Exhausted but Content, after Day One
No more will I dismiss, with haste, the visions which flash and sparkle across my sky; but observe them, approach them, domesticate them, brood on them, and thus draw out of the past, genuine life for the present hour.
Ralph Waldo Emerson, “Literary Ethics”
Emerson delivered these bold words at Dartmouth College, two weeks after infuriating the Harvard Divinity School faculty with his infamous (and still unnamed) “Address” of 1838. Choosing not to grouse over the public rejection he endured, Emerson continued to play ball, pitching these encouraging words to young minds who dared to think independently. Emerson, immortalized by his “Self-Reliance” essay, pointed out how dismissive we are of our own independent ideas.

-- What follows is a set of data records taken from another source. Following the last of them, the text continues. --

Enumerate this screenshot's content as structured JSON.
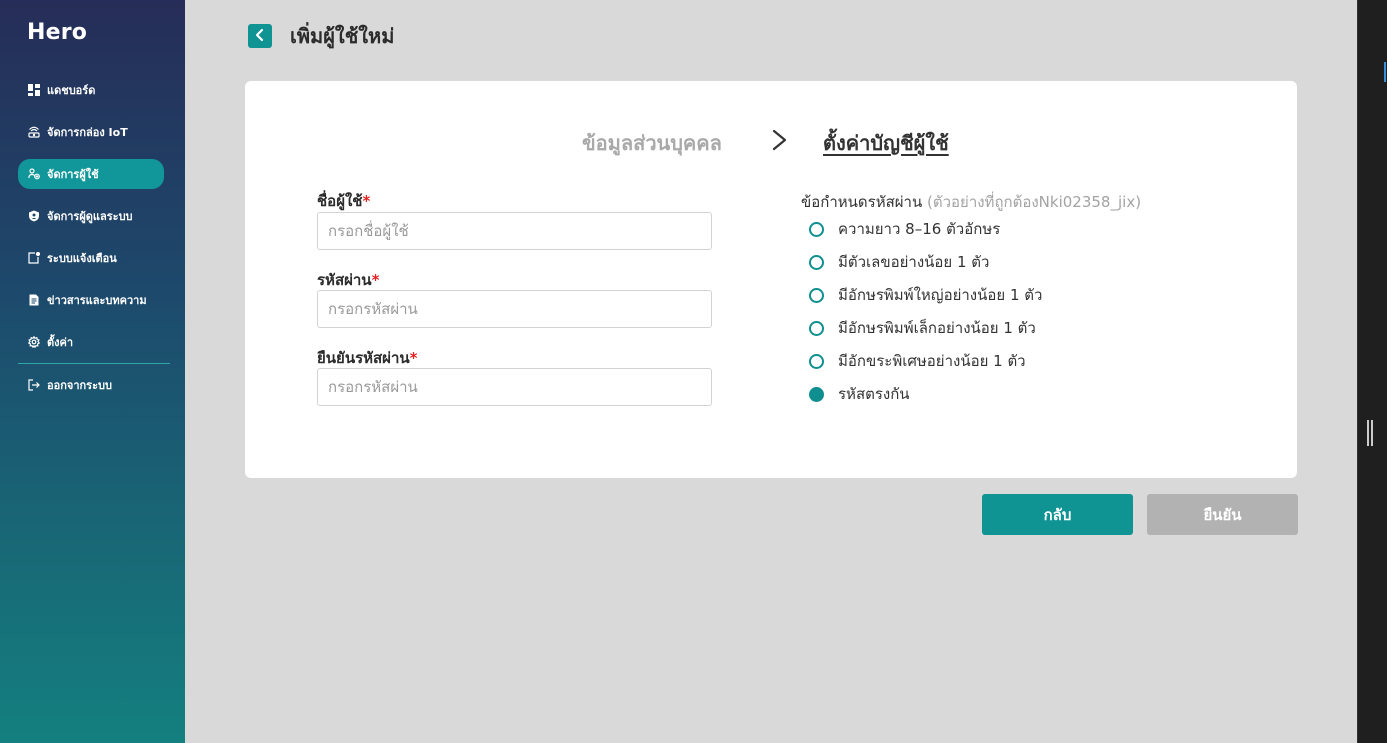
{
  "sidebar": {
    "brand": "Hero",
    "items": [
      {
        "label": "แดชบอร์ด",
        "icon": "dashboard-icon"
      },
      {
        "label": "จัดการกล่อง IoT",
        "icon": "router-icon"
      },
      {
        "label": "จัดการผู้ใช้",
        "icon": "users-icon",
        "active": true
      },
      {
        "label": "จัดการผู้ดูแลระบบ",
        "icon": "admin-shield-icon"
      },
      {
        "label": "ระบบแจ้งเตือน",
        "icon": "notification-icon"
      },
      {
        "label": "ข่าวสารและบทความ",
        "icon": "article-icon"
      },
      {
        "label": "ตั้งค่า",
        "icon": "gear-icon"
      }
    ],
    "logout": {
      "label": "ออกจากระบบ",
      "icon": "logout-icon"
    }
  },
  "page": {
    "title": "เพิ่มผู้ใช้ใหม่"
  },
  "steps": {
    "step1": "ข้อมูลส่วนบุคคล",
    "step2": "ตั้งค่าบัญชีผู้ใช้",
    "active_step": 2
  },
  "form": {
    "username": {
      "label": "ชื่อผู้ใช้",
      "required_mark": "*",
      "placeholder": "กรอกชื่อผู้ใช้",
      "value": ""
    },
    "password": {
      "label": "รหัสผ่าน",
      "required_mark": "*",
      "placeholder": "กรอกรหัสผ่าน",
      "value": ""
    },
    "confirm_password": {
      "label": "ยืนยันรหัสผ่าน",
      "required_mark": "*",
      "placeholder": "กรอกรหัสผ่าน",
      "value": ""
    }
  },
  "requirements": {
    "header": "ข้อกำหนดรหัสผ่าน",
    "example": "(ตัวอย่างที่ถูกต้องNki02358_jix)",
    "items": [
      {
        "text": "ความยาว 8–16 ตัวอักษร",
        "met": false
      },
      {
        "text": "มีตัวเลขอย่างน้อย 1 ตัว",
        "met": false
      },
      {
        "text": "มีอักษรพิมพ์ใหญ่อย่างน้อย 1 ตัว",
        "met": false
      },
      {
        "text": "มีอักษรพิมพ์เล็กอย่างน้อย 1 ตัว",
        "met": false
      },
      {
        "text": "มีอักขระพิเศษอย่างน้อย 1 ตัว",
        "met": false
      },
      {
        "text": "รหัสตรงกัน",
        "met": true
      }
    ]
  },
  "buttons": {
    "back": "กลับ",
    "confirm": "ยืนยัน"
  },
  "colors": {
    "accent": "#0f9393",
    "disabled": "#b2b2b2",
    "required": "#e02424"
  }
}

A man should learn to detect and watch that gleam of light which flashes across his mind from within, more than the luster of the firmament of bards and sages. Yet he dismisses without notice his thought, because it is his. In every work of genius we recognize our own rejected thoughts: they come back to us with a certain alienated majesty.

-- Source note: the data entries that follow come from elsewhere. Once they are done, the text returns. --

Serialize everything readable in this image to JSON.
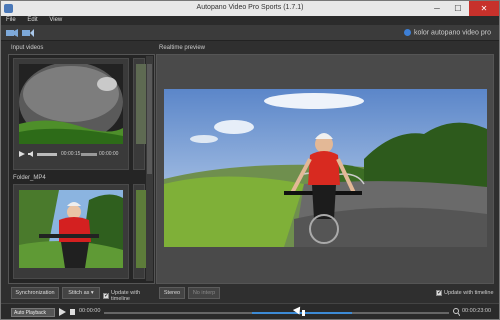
{
  "window": {
    "title": "Autopano Video Pro Sports (1.7.1)",
    "min_icon": "minimize-icon",
    "max_icon": "maximize-icon",
    "close_icon": "close-icon"
  },
  "menu": {
    "items": [
      "File",
      "Edit",
      "View"
    ]
  },
  "toolbar": {
    "icons": [
      "import-video-icon",
      "export-icon"
    ],
    "brand": "kolor autopano video pro"
  },
  "input_videos": {
    "title": "Input videos",
    "clips": [
      {
        "timecode": "00:00:15",
        "duration": "00:00:00",
        "filename": ""
      },
      {
        "timecode": "",
        "duration": "",
        "filename": "Folder_MP4"
      }
    ],
    "buttons": {
      "synchronization": "Synchronization",
      "stitch_as": "Stitch as ▾",
      "update_timeline": "Update with timeline"
    }
  },
  "preview": {
    "title": "Realtime preview",
    "buttons": {
      "stereo": "Stereo",
      "no_interp": "No interp"
    },
    "checkbox": "Update with timeline"
  },
  "bottom": {
    "select_value": "Auto Playback",
    "time_start": "00:00:00",
    "time_end": "00:00:23:00",
    "progress": 0.48
  },
  "colors": {
    "accent": "#3d8bd6",
    "close": "#c7312b"
  }
}
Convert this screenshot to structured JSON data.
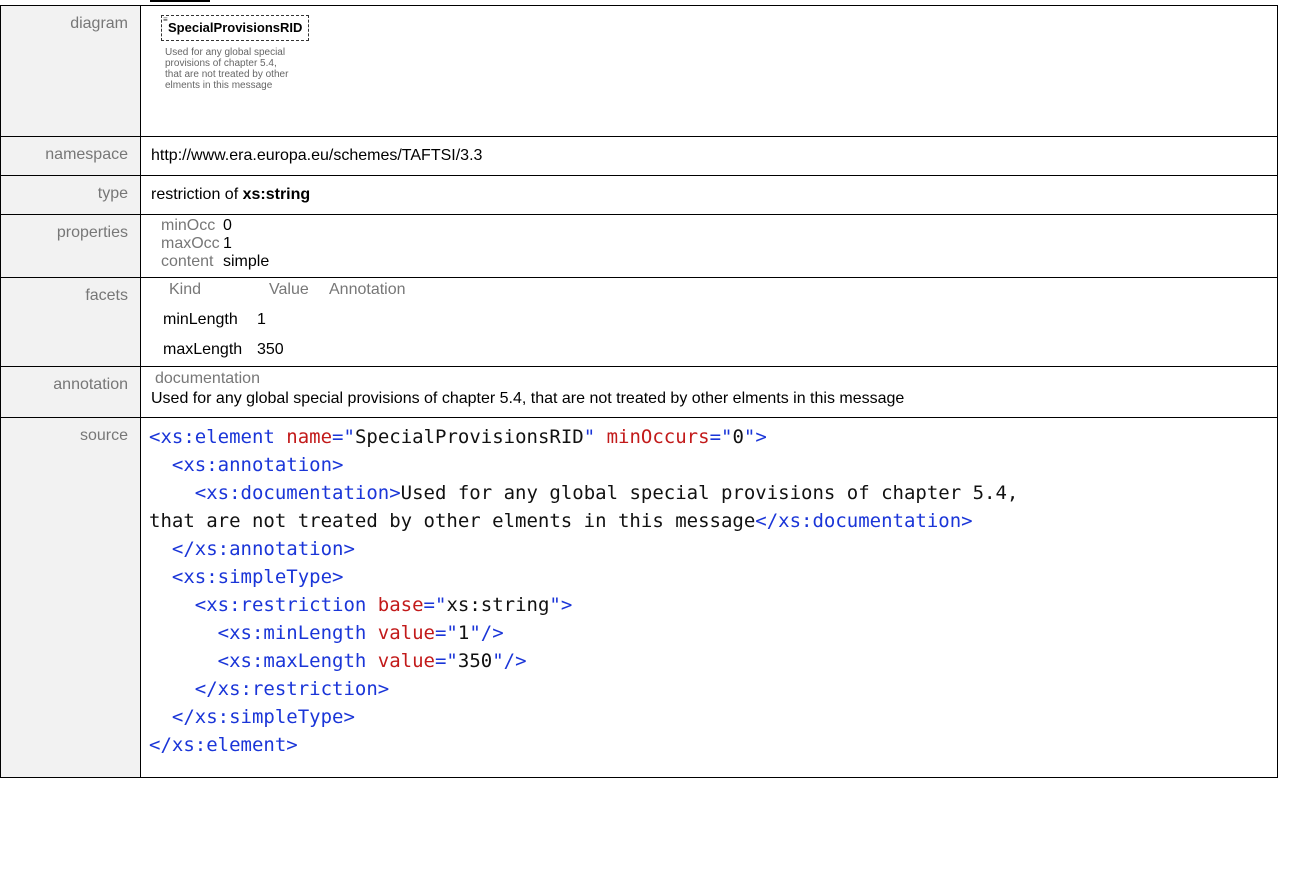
{
  "diagram": {
    "label": "diagram",
    "element_name": "SpecialProvisionsRID",
    "description": "Used for any global special provisions of chapter 5.4, that are not treated by other elments in this message"
  },
  "namespace": {
    "label": "namespace",
    "value": "http://www.era.europa.eu/schemes/TAFTSI/3.3"
  },
  "type": {
    "label": "type",
    "prefix": "restriction of ",
    "base": "xs:string"
  },
  "properties": {
    "label": "properties",
    "items": [
      {
        "key": "minOcc",
        "value": "0"
      },
      {
        "key": "maxOcc",
        "value": "1"
      },
      {
        "key": "content",
        "value": "simple"
      }
    ]
  },
  "facets": {
    "label": "facets",
    "headers": [
      "Kind",
      "Value",
      "Annotation"
    ],
    "rows": [
      {
        "kind": "minLength",
        "value": "1"
      },
      {
        "kind": "maxLength",
        "value": "350"
      }
    ]
  },
  "annotation": {
    "label": "annotation",
    "kind": "documentation",
    "text": "Used for any global special provisions of chapter 5.4, that are not treated by other elments in this message"
  },
  "source": {
    "label": "source",
    "lines": [
      [
        {
          "t": "tag",
          "v": "<xs:element "
        },
        {
          "t": "att",
          "v": "name"
        },
        {
          "t": "tag",
          "v": "=\""
        },
        {
          "t": "str",
          "v": "SpecialProvisionsRID"
        },
        {
          "t": "tag",
          "v": "\" "
        },
        {
          "t": "att",
          "v": "minOccurs"
        },
        {
          "t": "tag",
          "v": "=\""
        },
        {
          "t": "str",
          "v": "0"
        },
        {
          "t": "tag",
          "v": "\">"
        }
      ],
      [
        {
          "t": "tag",
          "v": "  <xs:annotation>"
        }
      ],
      [
        {
          "t": "tag",
          "v": "    <xs:documentation>"
        },
        {
          "t": "str",
          "v": "Used for any global special provisions of chapter 5.4,"
        }
      ],
      [
        {
          "t": "str",
          "v": "that are not treated by other elments in this message"
        },
        {
          "t": "tag",
          "v": "</xs:documentation>"
        }
      ],
      [
        {
          "t": "tag",
          "v": "  </xs:annotation>"
        }
      ],
      [
        {
          "t": "tag",
          "v": "  <xs:simpleType>"
        }
      ],
      [
        {
          "t": "tag",
          "v": "    <xs:restriction "
        },
        {
          "t": "att",
          "v": "base"
        },
        {
          "t": "tag",
          "v": "=\""
        },
        {
          "t": "str",
          "v": "xs:string"
        },
        {
          "t": "tag",
          "v": "\">"
        }
      ],
      [
        {
          "t": "tag",
          "v": "      <xs:minLength "
        },
        {
          "t": "att",
          "v": "value"
        },
        {
          "t": "tag",
          "v": "=\""
        },
        {
          "t": "str",
          "v": "1"
        },
        {
          "t": "tag",
          "v": "\"/>"
        }
      ],
      [
        {
          "t": "tag",
          "v": "      <xs:maxLength "
        },
        {
          "t": "att",
          "v": "value"
        },
        {
          "t": "tag",
          "v": "=\""
        },
        {
          "t": "str",
          "v": "350"
        },
        {
          "t": "tag",
          "v": "\"/>"
        }
      ],
      [
        {
          "t": "tag",
          "v": "    </xs:restriction>"
        }
      ],
      [
        {
          "t": "tag",
          "v": "  </xs:simpleType>"
        }
      ],
      [
        {
          "t": "tag",
          "v": "</xs:element>"
        }
      ]
    ]
  }
}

Tomorrow is the second day of school for me, and the first meeting of my Philosophy class. Every time I open a new semester with this class, I try to challenge the students to find their own voice and dare to speak their own mind. In 1784, when the European Enlightenment was at its peak, Immanuel Kant published his essay, What is Enlightenment (Was ist Aufklärung?). He described the experience as the individual emerging from his/her own tutelage, daring to think independently (Sapere aude). That’s what I wish to challenge my students to do: dare to know. We stand on the stratified centuries of intellectual tradition, yet too often pride ourselves only in mastering and reciting the material rather than believing that we can do it better, that we can push the envelope further than earlier visionaries saw or dared to push.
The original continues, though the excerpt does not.